Shafaq News / Shoppers paid sharply higher prices for a variety of goods in June as inflation kept its hold on a slowing U.S. economy, the Bureau of Labor Statistics reported Wednesday.
The consumer price index, a broad measure of everyday goods and services related to the cost of living, soared 9.1% from a year ago, above the 8.8% Dow Jones estimate. That marked the fastest pace for inflation going back to November 1981.
Excluding volatile food and energy prices, so-called core CPI increased 5.9%, compared with the 5.7% estimate. Core inflation peaked at 6.5% in March and has been nudging down since.
On a monthly basis, headline CPI rose 1.3% and core CPI was up 0.7%, compared to respective estimates of 1.1% and 0.5%.

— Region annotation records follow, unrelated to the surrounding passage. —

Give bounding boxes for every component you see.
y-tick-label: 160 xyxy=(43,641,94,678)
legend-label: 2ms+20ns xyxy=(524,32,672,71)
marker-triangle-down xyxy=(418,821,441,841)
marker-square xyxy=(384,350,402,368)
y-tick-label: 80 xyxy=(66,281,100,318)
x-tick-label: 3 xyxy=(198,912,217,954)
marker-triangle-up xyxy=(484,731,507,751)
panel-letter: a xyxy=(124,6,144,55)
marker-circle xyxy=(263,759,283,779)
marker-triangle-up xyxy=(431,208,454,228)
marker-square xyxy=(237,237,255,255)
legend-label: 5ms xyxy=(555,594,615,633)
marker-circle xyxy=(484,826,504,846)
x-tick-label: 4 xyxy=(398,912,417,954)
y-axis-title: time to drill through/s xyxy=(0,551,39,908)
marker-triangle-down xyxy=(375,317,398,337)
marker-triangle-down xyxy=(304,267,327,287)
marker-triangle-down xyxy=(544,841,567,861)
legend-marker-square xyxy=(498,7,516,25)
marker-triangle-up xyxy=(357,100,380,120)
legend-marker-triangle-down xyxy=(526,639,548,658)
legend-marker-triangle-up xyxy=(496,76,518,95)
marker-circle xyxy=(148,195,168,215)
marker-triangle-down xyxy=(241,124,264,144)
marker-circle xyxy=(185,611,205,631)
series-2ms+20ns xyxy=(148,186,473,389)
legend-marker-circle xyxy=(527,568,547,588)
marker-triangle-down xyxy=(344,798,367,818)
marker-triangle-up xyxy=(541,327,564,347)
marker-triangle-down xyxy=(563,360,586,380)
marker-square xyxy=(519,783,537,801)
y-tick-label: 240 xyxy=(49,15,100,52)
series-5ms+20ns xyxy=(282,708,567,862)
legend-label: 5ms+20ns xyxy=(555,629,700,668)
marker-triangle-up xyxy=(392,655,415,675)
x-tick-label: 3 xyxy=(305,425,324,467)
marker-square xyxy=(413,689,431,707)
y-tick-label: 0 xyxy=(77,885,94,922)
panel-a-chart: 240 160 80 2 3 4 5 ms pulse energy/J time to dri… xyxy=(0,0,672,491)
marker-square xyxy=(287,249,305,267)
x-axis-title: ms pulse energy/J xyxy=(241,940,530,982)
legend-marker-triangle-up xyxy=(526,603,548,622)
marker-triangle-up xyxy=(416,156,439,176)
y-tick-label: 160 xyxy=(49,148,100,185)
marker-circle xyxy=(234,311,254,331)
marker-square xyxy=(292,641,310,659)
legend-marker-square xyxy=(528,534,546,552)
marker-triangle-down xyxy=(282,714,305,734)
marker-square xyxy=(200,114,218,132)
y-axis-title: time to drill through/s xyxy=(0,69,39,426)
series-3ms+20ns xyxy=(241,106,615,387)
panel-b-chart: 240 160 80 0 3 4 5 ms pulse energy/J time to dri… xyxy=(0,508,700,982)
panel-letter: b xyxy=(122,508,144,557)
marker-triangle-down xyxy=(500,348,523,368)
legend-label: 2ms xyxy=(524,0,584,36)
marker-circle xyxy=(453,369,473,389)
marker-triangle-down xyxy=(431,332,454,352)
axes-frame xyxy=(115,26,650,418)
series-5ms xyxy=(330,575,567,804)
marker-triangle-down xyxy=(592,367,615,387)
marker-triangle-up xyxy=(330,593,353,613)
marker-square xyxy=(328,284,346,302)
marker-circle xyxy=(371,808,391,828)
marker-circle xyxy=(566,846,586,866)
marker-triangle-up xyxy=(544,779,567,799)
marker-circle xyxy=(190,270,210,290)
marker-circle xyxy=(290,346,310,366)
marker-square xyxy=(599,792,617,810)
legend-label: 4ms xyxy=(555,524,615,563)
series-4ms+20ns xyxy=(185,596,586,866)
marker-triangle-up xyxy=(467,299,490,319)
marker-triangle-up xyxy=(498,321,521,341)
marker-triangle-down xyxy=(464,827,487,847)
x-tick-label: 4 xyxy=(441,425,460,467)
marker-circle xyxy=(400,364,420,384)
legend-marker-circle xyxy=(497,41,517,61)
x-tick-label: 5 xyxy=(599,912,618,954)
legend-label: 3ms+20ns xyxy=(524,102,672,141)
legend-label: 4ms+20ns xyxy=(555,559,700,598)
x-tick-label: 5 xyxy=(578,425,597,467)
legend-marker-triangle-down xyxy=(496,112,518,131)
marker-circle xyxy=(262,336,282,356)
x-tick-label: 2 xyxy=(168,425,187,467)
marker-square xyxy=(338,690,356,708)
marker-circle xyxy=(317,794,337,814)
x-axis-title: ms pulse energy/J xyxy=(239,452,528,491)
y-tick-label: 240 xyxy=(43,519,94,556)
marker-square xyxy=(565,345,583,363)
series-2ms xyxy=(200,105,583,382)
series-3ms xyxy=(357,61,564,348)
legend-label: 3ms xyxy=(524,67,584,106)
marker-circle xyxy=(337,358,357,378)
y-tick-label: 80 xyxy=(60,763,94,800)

Taken together, the numbers seemed to counter the narrative that inflation may be peaking, as the gains were based across a variety of categories.
"CPI delivered another shock, and as painful as June's higher number is, equally as bad is the broadening sources of inflation," said Robert Frick, corporate economist at Navy Federal Credit Union. "Though CPI's spike is led by energy and food prices, which are largely global problems, prices continue to mount for domestic goods and services, from shelter to autos to apparel."
The inflation reading could push the Federal Reserve into an even more aggressive position.
Traders upped their bets on the pace of interest rate increases ahead. For the July 26-27 meeting, a full percentage point move now has a better than even chance of happening, according to the CME Group's FedWatch tool as of 10:40 a.m. ET.
"U.S. inflation is above 9%, but it is the breadth of the price pressures that is really concerning for the Federal Reserve." said James Knightley, ING's chief international economist. "With supply conditions showing little sign of improvement the onus is the on the Fed to hit the brakes via higher rates to allow demand to better match supply conditions. The recession threat is rising."